Вспомнив, как варил кашу — забыл промыть пшенку, а потом еще и половину спалил, я захохотал. Еще бы, если я варил пшенную кашу первый раз в жизни? Вот ведь, старина Томас, все он запомнил, хотя и валялся раненым. Отсмеявшись, поинтересовался:
— Что еще про меня Томас сказал?
— Сказал, чтобы я шнапс и пиво при вас не пил, и сырую воду из ручья не хлебал, дескать, вы это не любите, — сообщил слуга, засыпая в кипящую воду крупу.
Хм, вон как надо кашу варить. А я ее холодной водой заливал, а потом на костер ставил. Наверное, оттого моя каша и горчила? А про сырую воду с парнем разговоры вести не стану, не поймет, что из-за воды можно не просто заболеть, а умереть. Пусть думает, что мне не нравится. Шнапс и пиво при мне пить нельзя, а без меня можно? Ну, старина Томас, научишь ты молодежь, а мне еще с ней до столицы ехать.
— А еще старый сказал, что рука у вас очень тяжелая, — вздохнул Генрик. — Коли что не по нраву — разговоры вести не станете, а просто в ухо дадите.
Ничего себе, каким злодеем меня старик обрисовал. Можно подумать, что я только и делаю, что всем по ушам бью. Томас, скажем, ни разу от меня в ухо не получил. Но заранее радовать парня не стоит, ему вредно.
— В ухо я своим слугам никогда не бью, — хмыкнул я. — Стукнешь, а у него барабанная перепонка лопнет, оглохнет. И на хрен мне глухой слуга нужен? А про шнапс Томас соврал. Его не только при мне нельзя пить, но и без меня. Можно, если я сам разрешу.
Покамест, парнем я доволен. Коней обиходил, кашу сварил вкусную, воду пил кипяченую, ночлег обустроил, превратив место под телегой в маленький домик.
И ночью ничего страшного не приснилось — ни убитых жандармов герцога Силинга, ни загубленных диких собак. Вообще, покойник явился мне один-единственный раз в жизни и то, нищий бродяга, случайно убитый мной во время побега с каторги. Но этот старик, меня спас, а не погубил. Правильно говорят мудрые люди — у мертвецов совсем другие заботы и интересы, а такая мелочь, как месть живым, их не прельщает.
К тому времени, когда я проснулся, слуга успел накормить и напоить лошадей, и варил кулеш. Я даже начал думать, что существуют на свете идеальные слуги. Или все-таки нет? Ладно, посмотрим, что не так у моего Генрика.
А что «не так», выяснилось достаточно скоро. Среди пейзан редко находятся охотники, а коли такие и есть, не сознаются, но вдруг парнишка умеет стрелять из лука?
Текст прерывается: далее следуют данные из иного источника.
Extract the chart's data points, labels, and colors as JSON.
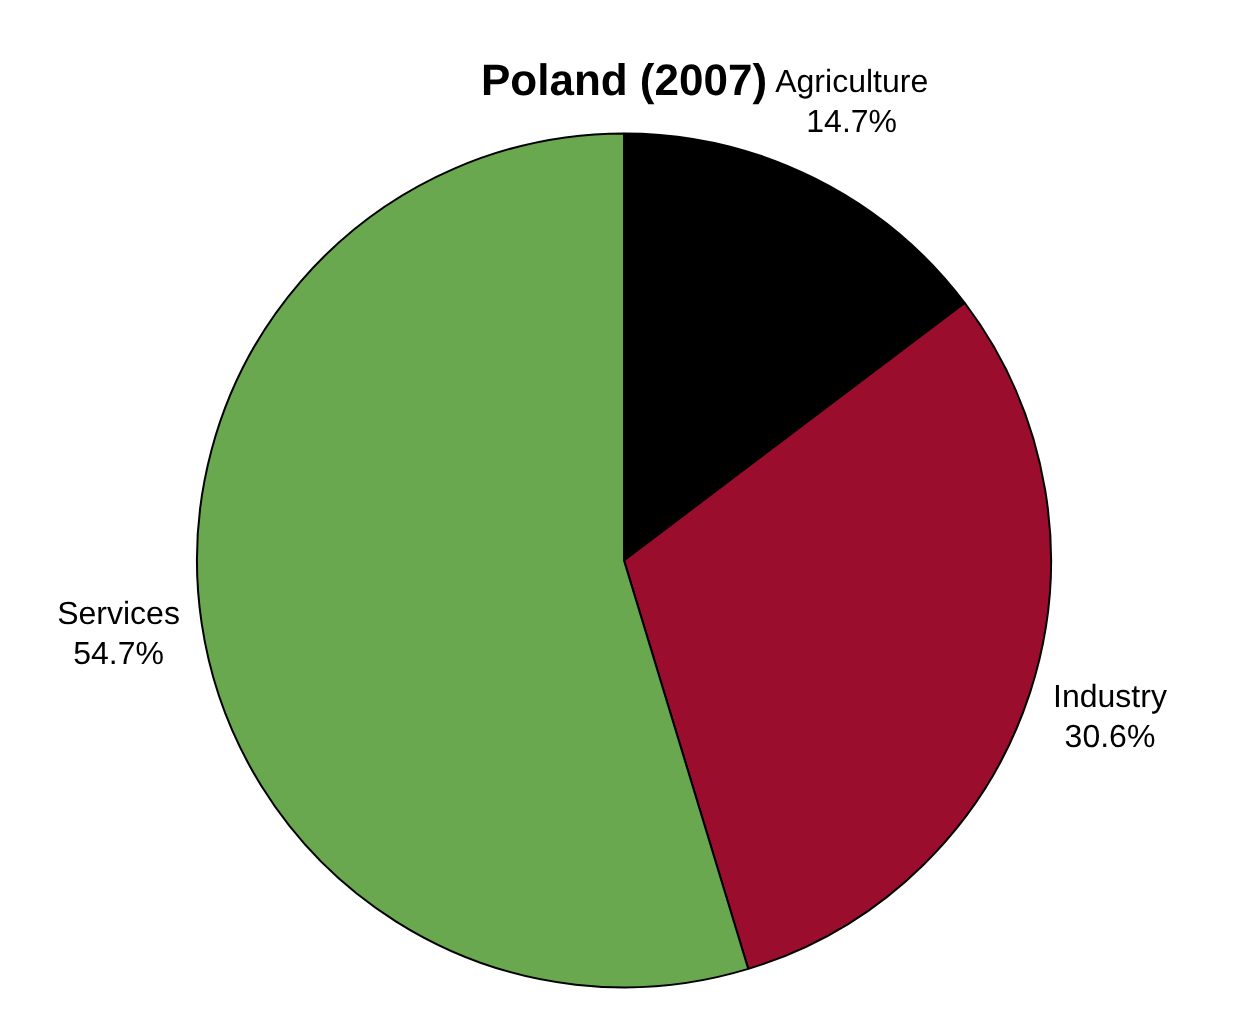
{
  "chart_data": {
    "type": "pie",
    "title": "Poland (2007)",
    "categories": [
      "Agriculture",
      "Industry",
      "Services"
    ],
    "values": [
      14.7,
      30.6,
      54.7
    ],
    "colors": [
      "#000000",
      "#9b0d2c",
      "#6aa84f"
    ],
    "value_labels": [
      "14.7%",
      "30.6%",
      "54.7%"
    ],
    "legend": false
  }
}
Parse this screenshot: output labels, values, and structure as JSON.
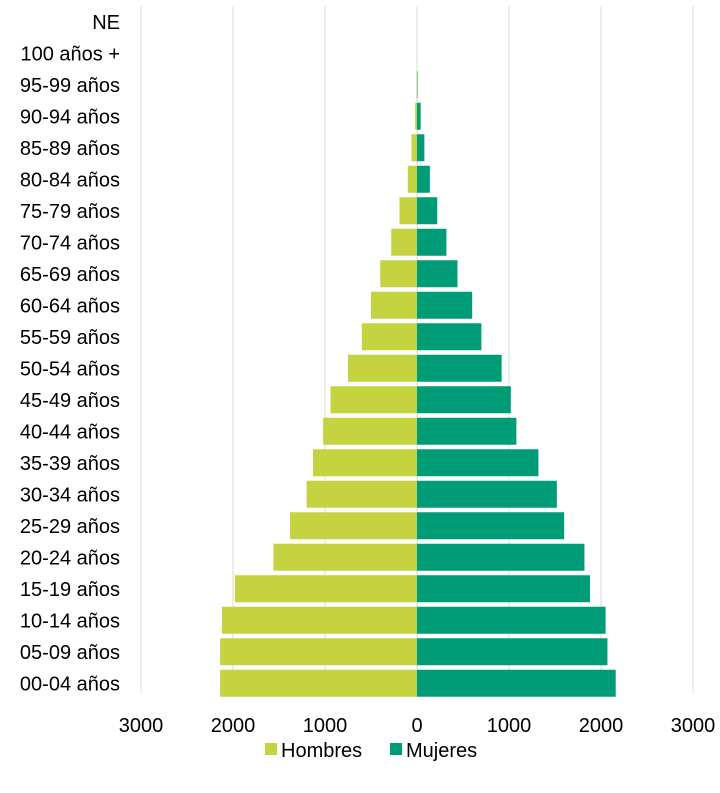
{
  "chart_data": {
    "type": "bar",
    "orientation": "horizontal",
    "categories": [
      "NE",
      "100 años +",
      "95-99 años",
      "90-94 años",
      "85-89 años",
      "80-84 años",
      "75-79 años",
      "70-74 años",
      "65-69 años",
      "60-64 años",
      "55-59 años",
      "50-54 años",
      "45-49 años",
      "40-44 años",
      "35-39 años",
      "30-34 años",
      "25-29 años",
      "20-24 años",
      "15-19 años",
      "10-14 años",
      "05-09 años",
      "00-04 años"
    ],
    "series": [
      {
        "name": "Hombres",
        "color": "#c4d33f",
        "values": [
          0,
          0,
          5,
          20,
          60,
          100,
          190,
          280,
          400,
          500,
          600,
          750,
          940,
          1020,
          1130,
          1200,
          1380,
          1560,
          1980,
          2120,
          2140,
          2140
        ]
      },
      {
        "name": "Mujeres",
        "color": "#009b77",
        "values": [
          0,
          0,
          5,
          40,
          80,
          140,
          220,
          320,
          440,
          600,
          700,
          920,
          1020,
          1080,
          1320,
          1520,
          1600,
          1820,
          1880,
          2050,
          2070,
          2160
        ]
      }
    ],
    "xlim": [
      -3000,
      3000
    ],
    "xticks": [
      -3000,
      -2000,
      -1000,
      0,
      1000,
      2000,
      3000
    ],
    "xtick_labels": [
      "3000",
      "2000",
      "1000",
      "0",
      "1000",
      "2000",
      "3000"
    ],
    "grid": true,
    "legend_position": "bottom"
  }
}
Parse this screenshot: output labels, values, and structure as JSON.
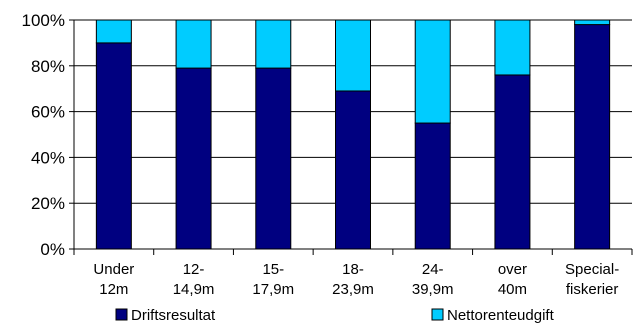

— На охоте приходилось бывать? — поинтересовался я. Видя, что парень мнется, поощрительно улыбнулся. — Говори, ничего страшного. У меня у самого лесов нет, а если ты на стороне браконьерствовал, никому не скажу. Ты из лука предпочитаешь дичь бить, или с рогатиной?
— Я, господин граф, крови боюсь, — чистосердечно признался Генрик. — Даже куренку голову не отрублю, без чувств падаю. Мамаша, если свинью колоть нужно, к соседу ходила, а курам сама головы отрубала.
Вот те на… Бывают, конечно, такие люди, но очень редко.
— А в смысле подраться? Вон, какой ты здоровый…
— Не знаю, не пробовал, — вздохнул Генрик.
Не пробовал? Вот в такое не поверю. Не бывает так, чтобы дети росли, и не дрались друг с другом. Уж на что я, выросший среди нянек, гувернеров и воспитателей, умудрялся подраться даже с детьми лакеев и садовников, а когда был помладше, хаживал и с разбитым носом, и синяками. Отец говорил — мол, если граф хочет драться, деритесь с ним всерьез, без поддавков. А те и рады были наподдавать возможному наследнику престола.
— А тебя самого в детстве не колотили? — хмыкнул я, и подначил. — Наверно, ты постоянно битым ходил?
— Не-а, ни разу. Соседи меня в обиду не давали, не разрешали бить, мол, нельзя такого телепня бить, добрый слишком. Да и мать побаивались.
— А кто у тебя мать? — насторожился я. Может, ведьма или колдунья? Чего не надо мне в дороге, так это балованного сына ведьмы. Прибью ненароком, а мамаша заколдует.